Theresa couldn’t help but feel an instinctive frisson of fear. She knew that he had a tight leash on his temper, but right now that leash seemed strained to the breaking point.

“I-I was speaking hypothetically,” she stuttered, abandoning all pretense of bravado.

“I don’t believe you,” he bit out furiously.

“I wasn’t with anybody, I just needed a break!”

“A break,” he repeated with flat contempt.

“Yes a break! A break from you and a break from this life. I don’t want to be in this marriage anymore. I want out and I want away from you! Please, I just want a divorce, Sandro. Please.”

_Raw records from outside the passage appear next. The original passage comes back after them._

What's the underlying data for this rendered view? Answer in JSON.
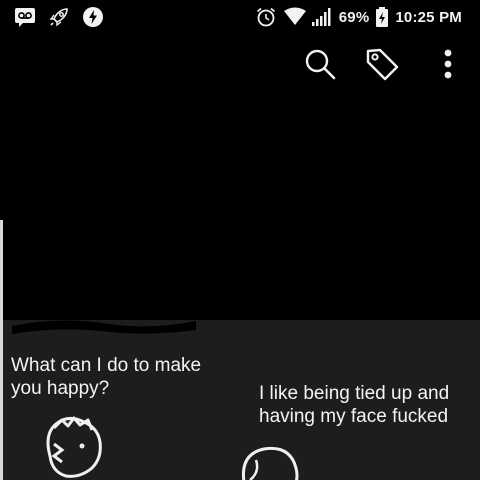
{
  "status_bar": {
    "battery_percent": "69%",
    "time": "10:25 PM",
    "left_icons": [
      "voicemail-icon",
      "rocket-icon",
      "lightning-icon"
    ],
    "right_icons": [
      "alarm-icon",
      "wifi-icon",
      "signal-icon",
      "battery-charging-icon"
    ]
  },
  "toolbar": {
    "actions": [
      "search-icon",
      "tag-icon",
      "more-vert-icon"
    ]
  },
  "image": {
    "caption_left": "What can I do to make you happy?",
    "caption_right": "I like being tied up and having my face fucked"
  },
  "colors": {
    "background": "#000000",
    "panel": "#1d1d1d",
    "icon": "#f2f2f2"
  }
}
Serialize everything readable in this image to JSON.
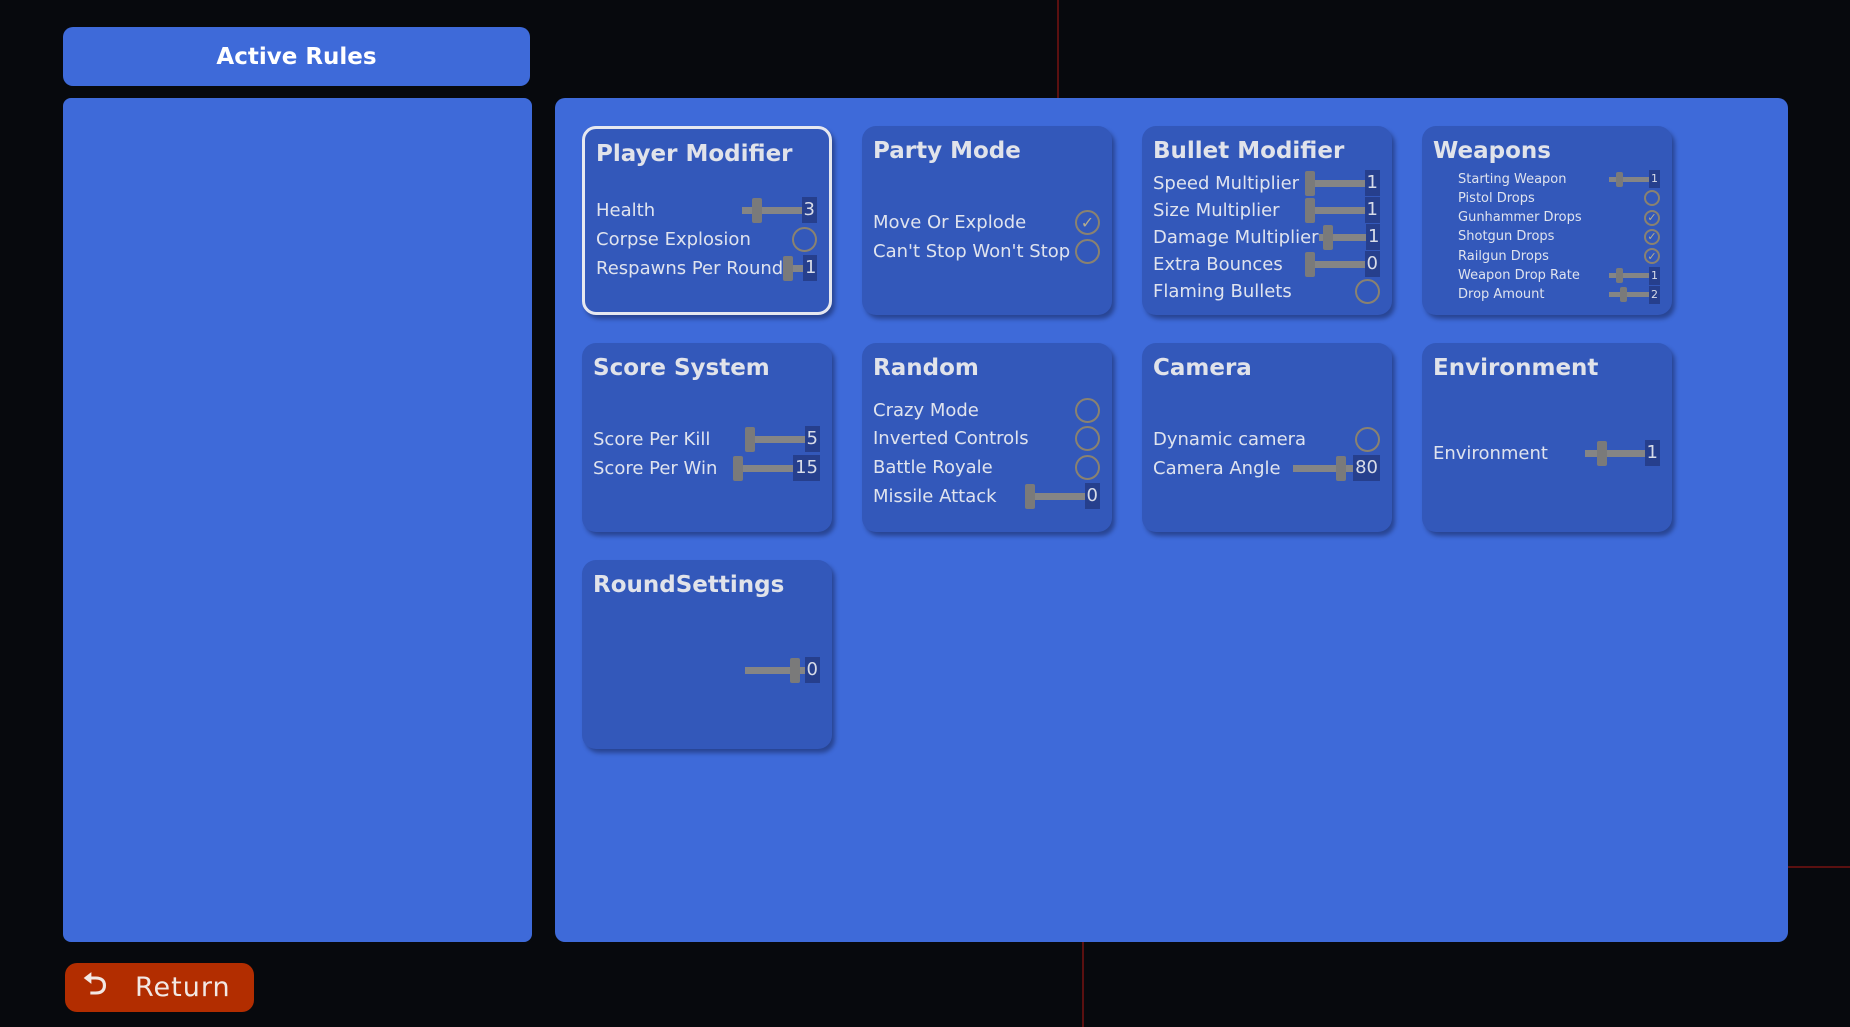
{
  "header": {
    "title": "Active Rules"
  },
  "return_button": {
    "label": "Return",
    "icon": "return-arrow-icon"
  },
  "colors": {
    "panel": "#3e6ad9",
    "card": "#3358ba",
    "return": "#b22d00"
  },
  "cards": [
    {
      "title": "Player Modifier",
      "selected": true,
      "rows": [
        {
          "label": "Health",
          "type": "slider",
          "value": "3",
          "level": 0.2
        },
        {
          "label": "Corpse Explosion",
          "type": "toggle",
          "checked": false
        },
        {
          "label": "Respawns Per Round",
          "type": "slider",
          "value": "1",
          "level": 0.0
        }
      ]
    },
    {
      "title": "Party Mode",
      "rows": [
        {
          "label": "Move Or Explode",
          "type": "toggle",
          "checked": true
        },
        {
          "label": "Can't Stop Won't Stop",
          "type": "toggle",
          "checked": false
        }
      ]
    },
    {
      "title": "Bullet Modifier",
      "rows": [
        {
          "label": "Speed Multiplier",
          "type": "slider",
          "value": "1",
          "level": 0.0
        },
        {
          "label": "Size Multiplier",
          "type": "slider",
          "value": "1",
          "level": 0.0
        },
        {
          "label": "Damage Multiplier",
          "type": "slider",
          "value": "1",
          "level": 0.1
        },
        {
          "label": "Extra Bounces",
          "type": "slider",
          "value": "0",
          "level": 0.0
        },
        {
          "label": "Flaming Bullets",
          "type": "toggle",
          "checked": false
        }
      ]
    },
    {
      "title": "Weapons",
      "rows": [
        {
          "label": "Starting Weapon",
          "type": "slider",
          "value": "1",
          "level": 0.2
        },
        {
          "label": "Pistol Drops",
          "type": "toggle",
          "checked": false
        },
        {
          "label": "Gunhammer Drops",
          "type": "toggle",
          "checked": true
        },
        {
          "label": "Shotgun Drops",
          "type": "toggle",
          "checked": true
        },
        {
          "label": "Railgun Drops",
          "type": "toggle",
          "checked": true
        },
        {
          "label": "Weapon Drop Rate",
          "type": "slider",
          "value": "1",
          "level": 0.2
        },
        {
          "label": "Drop Amount",
          "type": "slider",
          "value": "2",
          "level": 0.33
        }
      ]
    },
    {
      "title": "Score System",
      "rows": [
        {
          "label": "Score Per Kill",
          "type": "slider",
          "value": "5",
          "level": 0.0
        },
        {
          "label": "Score Per Win",
          "type": "slider",
          "value": "15",
          "level": 0.0
        }
      ]
    },
    {
      "title": "Random",
      "rows": [
        {
          "label": "Crazy Mode",
          "type": "toggle",
          "checked": false
        },
        {
          "label": "Inverted Controls",
          "type": "toggle",
          "checked": false
        },
        {
          "label": "Battle Royale",
          "type": "toggle",
          "checked": false
        },
        {
          "label": "Missile Attack",
          "type": "slider",
          "value": "0",
          "level": 0.0
        }
      ]
    },
    {
      "title": "Camera",
      "rows": [
        {
          "label": "Dynamic camera",
          "type": "toggle",
          "checked": false
        },
        {
          "label": "Camera Angle",
          "type": "slider",
          "value": "80",
          "level": 0.85
        }
      ]
    },
    {
      "title": "Environment",
      "rows": [
        {
          "label": "Environment",
          "type": "slider",
          "value": "1",
          "level": 0.25
        }
      ]
    },
    {
      "title": "RoundSettings",
      "rows": [
        {
          "label": "",
          "type": "slider",
          "value": "0",
          "level": 0.9
        }
      ]
    }
  ]
}
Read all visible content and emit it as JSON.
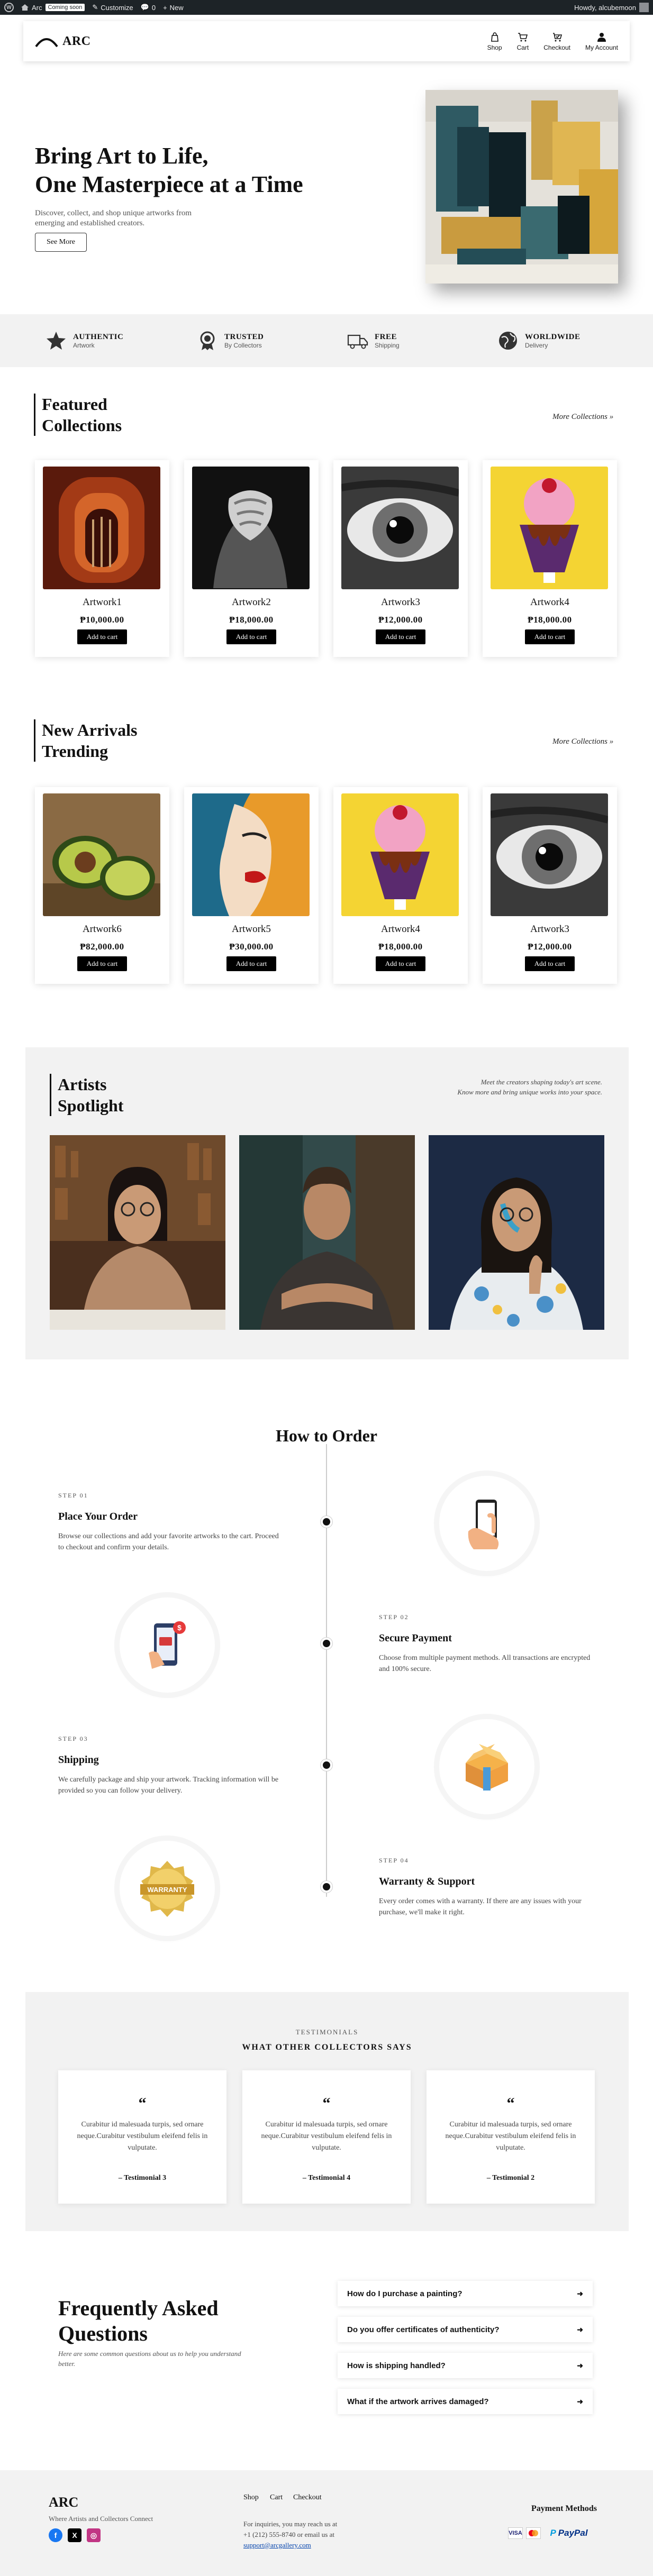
{
  "admin_bar": {
    "site_name": "Arc",
    "coming_soon": "Coming soon",
    "customize": "Customize",
    "comments": "0",
    "new": "New",
    "howdy": "Howdy, alcubemoon"
  },
  "header": {
    "logo_text": "ARC",
    "nav": [
      {
        "label": "Shop",
        "icon": "shop-icon"
      },
      {
        "label": "Cart",
        "icon": "cart-icon"
      },
      {
        "label": "Checkout",
        "icon": "checkout-icon"
      },
      {
        "label": "My Account",
        "icon": "account-icon"
      }
    ]
  },
  "hero": {
    "title_line1": "Bring Art to Life,",
    "title_line2": "One Masterpiece at a Time",
    "description": "Discover, collect, and shop unique artworks from emerging and established creators.",
    "button": "See More"
  },
  "features": [
    {
      "title": "AUTHENTIC",
      "subtitle": "Artwork",
      "icon": "star-icon"
    },
    {
      "title": "TRUSTED",
      "subtitle": "By Collectors",
      "icon": "badge-icon"
    },
    {
      "title": "FREE",
      "subtitle": "Shipping",
      "icon": "truck-icon"
    },
    {
      "title": "WORLDWIDE",
      "subtitle": "Delivery",
      "icon": "globe-icon"
    }
  ],
  "featured": {
    "title_line1": "Featured",
    "title_line2": "Collections",
    "more": "More Collections »",
    "products": [
      {
        "name": "Artwork1",
        "price": "₱10,000.00",
        "button": "Add to cart"
      },
      {
        "name": "Artwork2",
        "price": "₱18,000.00",
        "button": "Add to cart"
      },
      {
        "name": "Artwork3",
        "price": "₱12,000.00",
        "button": "Add to cart"
      },
      {
        "name": "Artwork4",
        "price": "₱18,000.00",
        "button": "Add to cart"
      }
    ]
  },
  "arrivals": {
    "title_line1": "New Arrivals",
    "title_line2": "Trending",
    "more": "More Collections »",
    "products": [
      {
        "name": "Artwork6",
        "price": "₱82,000.00",
        "button": "Add to cart"
      },
      {
        "name": "Artwork5",
        "price": "₱30,000.00",
        "button": "Add to cart"
      },
      {
        "name": "Artwork4",
        "price": "₱18,000.00",
        "button": "Add to cart"
      },
      {
        "name": "Artwork3",
        "price": "₱12,000.00",
        "button": "Add to cart"
      }
    ]
  },
  "artists": {
    "title_line1": "Artists",
    "title_line2": "Spotlight",
    "note_line1": "Meet the creators shaping today's art scene.",
    "note_line2": "Know more and bring unique works into your space."
  },
  "how_to_order": {
    "title": "How to Order",
    "steps": [
      {
        "label": "STEP 01",
        "title": "Place Your Order",
        "desc": "Browse our collections and add your favorite artworks to the cart. Proceed to checkout and confirm your details."
      },
      {
        "label": "STEP 02",
        "title": "Secure Payment",
        "desc": "Choose from multiple payment methods. All transactions are encrypted and 100% secure."
      },
      {
        "label": "STEP 03",
        "title": "Shipping",
        "desc": "We carefully package and ship your artwork. Tracking information will be provided so you can follow your delivery."
      },
      {
        "label": "STEP 04",
        "title": "Warranty & Support",
        "desc": "Every order comes with a warranty. If there are any issues with your purchase, we'll make it right."
      }
    ],
    "warranty_badge": "WARRANTY"
  },
  "testimonials": {
    "subtitle": "TESTIMONIALS",
    "title": "WHAT OTHER COLLECTORS SAYS",
    "items": [
      {
        "text": "Curabitur id malesuada turpis, sed ornare neque.Curabitur vestibulum eleifend felis in vulputate.",
        "author": "– Testimonial 3"
      },
      {
        "text": "Curabitur id malesuada turpis, sed ornare neque.Curabitur vestibulum eleifend felis in vulputate.",
        "author": "– Testimonial 4"
      },
      {
        "text": "Curabitur id malesuada turpis, sed ornare neque.Curabitur vestibulum eleifend felis in vulputate.",
        "author": "– Testimonial 2"
      }
    ]
  },
  "faq": {
    "title_line1": "Frequently Asked",
    "title_line2": "Questions",
    "description": "Here are some common questions about us to help you understand better.",
    "items": [
      "How do I purchase a painting?",
      "Do you offer certificates of authenticity?",
      "How is shipping handled?",
      "What if the artwork arrives damaged?"
    ]
  },
  "footer": {
    "brand": "ARC",
    "tagline": "Where Artists and Collectors Connect",
    "links": [
      "Shop",
      "Cart",
      "Checkout"
    ],
    "contact_line1": "For inquiries, you may reach us at",
    "contact_line2": "+1 (212) 555-8740 or email us at",
    "email": "support@arcgallery.com",
    "payment_title": "Payment Methods",
    "payments": [
      "VISA",
      "MC",
      "PayPal"
    ]
  },
  "colors": {
    "accent": "#111111",
    "section_bg": "#f2f2f2",
    "admin_bar": "#1d2327"
  }
}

“You’ll get your divorce when I get my son,” he reminded ruthlessly.

“That’s so sick,” she protested. “Why would you even want a child with a woman you despise?” He didn’t respond, and instead he gave her a searching look.

“You honestly don’t know, do you?” he breathed in disbelief, and she blinked in confusion.

“Know what?” she asked blankly, distracted by the look on his face. Again he didn’t reply. “Know what?”

“Why did you marry me?” he asked.

“You know why.” She was outraged by the way he was rubbing salt in the wound, unable to believe, even after a year and a half of similar treatment, that he could be so cruel.

“Humor me,” he prompted, and she exhaled shakily, before getting up with as much dignity as she could muster. She felt shaky and nauseous and couldn’t stomach being around him anymore. She took an unsteady step away from the table, swaying so badly that he jumped up and clasped one large hand around her slender arm to steady her.

“Theresa?” He sounded almost shaken.

“I’m fine.” She shrugged off his hand. “I just got up too quickly. Now, please excuse me, I have things to do!”

“Wait…” he said urgently. “I asked you a question.”

“A stupid question that you already know the answer to,” she retorted.

“Maybe I’d like to hear the answer again.” He was being a total ass about this, and not for the first time in her life, Theresa felt like hitting him.

“Oh God, why do you insist on doing this to me?” she groaned.

“You really loved me, didn’t you?” He breathed in amazement, and she shot him a haunted look before turning away.